Overview This repository contains scripts for downloading, processing, and preparing RNA-Seq and pathology data from various sources, including The Cancer Genome Atlas (TCGA) and other public databases. The processed data is intended for downstream analysis and machine learning applications.
Prerequisites Ensure the following libraries and packages are installed in your R environment: BiocManager::install(c("TCGAbiolinks", "SummarizedExperiment", "hgu219.db", "WGCNA")) install.packages(c("httr", "data.table", "GenePatternFileReader", "ArrayExpress", "limma", "edgeR", "glmnet", "factoextra", "FactoMineR", "caret", "gplots", "survival", "survminer", "RColorBrewer", "gProfileR", "genefilter", "affy", "preprocessCore", "rhdf5", "dplyr", "stargazer", "readr"))
RNA-Seq Data Processing
- Query and Download RNA-Seq Data from TCGA: Use TCGAbiolinks to query and download RNA-Seq data for specific projects.

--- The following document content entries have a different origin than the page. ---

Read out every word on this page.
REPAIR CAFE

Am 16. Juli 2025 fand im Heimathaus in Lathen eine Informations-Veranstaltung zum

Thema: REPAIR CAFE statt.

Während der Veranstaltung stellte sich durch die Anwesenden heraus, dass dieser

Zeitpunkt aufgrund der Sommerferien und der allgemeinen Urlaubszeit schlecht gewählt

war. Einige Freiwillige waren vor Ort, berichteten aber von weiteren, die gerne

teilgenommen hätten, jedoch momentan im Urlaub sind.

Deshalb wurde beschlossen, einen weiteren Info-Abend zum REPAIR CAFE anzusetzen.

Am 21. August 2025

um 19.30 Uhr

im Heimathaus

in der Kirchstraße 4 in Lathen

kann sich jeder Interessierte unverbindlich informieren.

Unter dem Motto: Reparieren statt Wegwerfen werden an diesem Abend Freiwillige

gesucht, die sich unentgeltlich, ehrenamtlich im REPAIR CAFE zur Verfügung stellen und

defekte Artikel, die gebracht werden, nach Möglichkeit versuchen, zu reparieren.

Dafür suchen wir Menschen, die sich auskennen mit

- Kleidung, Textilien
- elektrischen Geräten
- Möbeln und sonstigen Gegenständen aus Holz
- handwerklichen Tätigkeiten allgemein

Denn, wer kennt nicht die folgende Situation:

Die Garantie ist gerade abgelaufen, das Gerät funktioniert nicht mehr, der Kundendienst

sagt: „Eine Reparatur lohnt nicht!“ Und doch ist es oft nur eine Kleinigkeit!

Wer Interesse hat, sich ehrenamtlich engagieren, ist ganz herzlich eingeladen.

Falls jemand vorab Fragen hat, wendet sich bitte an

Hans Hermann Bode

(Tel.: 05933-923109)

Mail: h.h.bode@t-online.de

- Prepare and Annotate Expression Data: Convert the expression data to a dataframe, annotate gene IDs, and save the processed data to a CSV file.
- Download Pathology Images: Use httr to download pathology image files using UUIDs from a manifest file.
- Query Clinical Data: Use TCGAbiolinks to query and download clinical data for specific projects.
Data Integration and Additional Processing
- Process CCLE Data: Load and process RNA-Seq data from the Cancer Cell Line Encyclopedia (CCLE).
- Process GDSC Data: Load and process expression data from the Genomics of Drug Sensitivity in Cancer (GDSC) project.
Gene Annotations : Retrieve Gene Annotations: Use hgu219.db to retrieve and process gene annotations.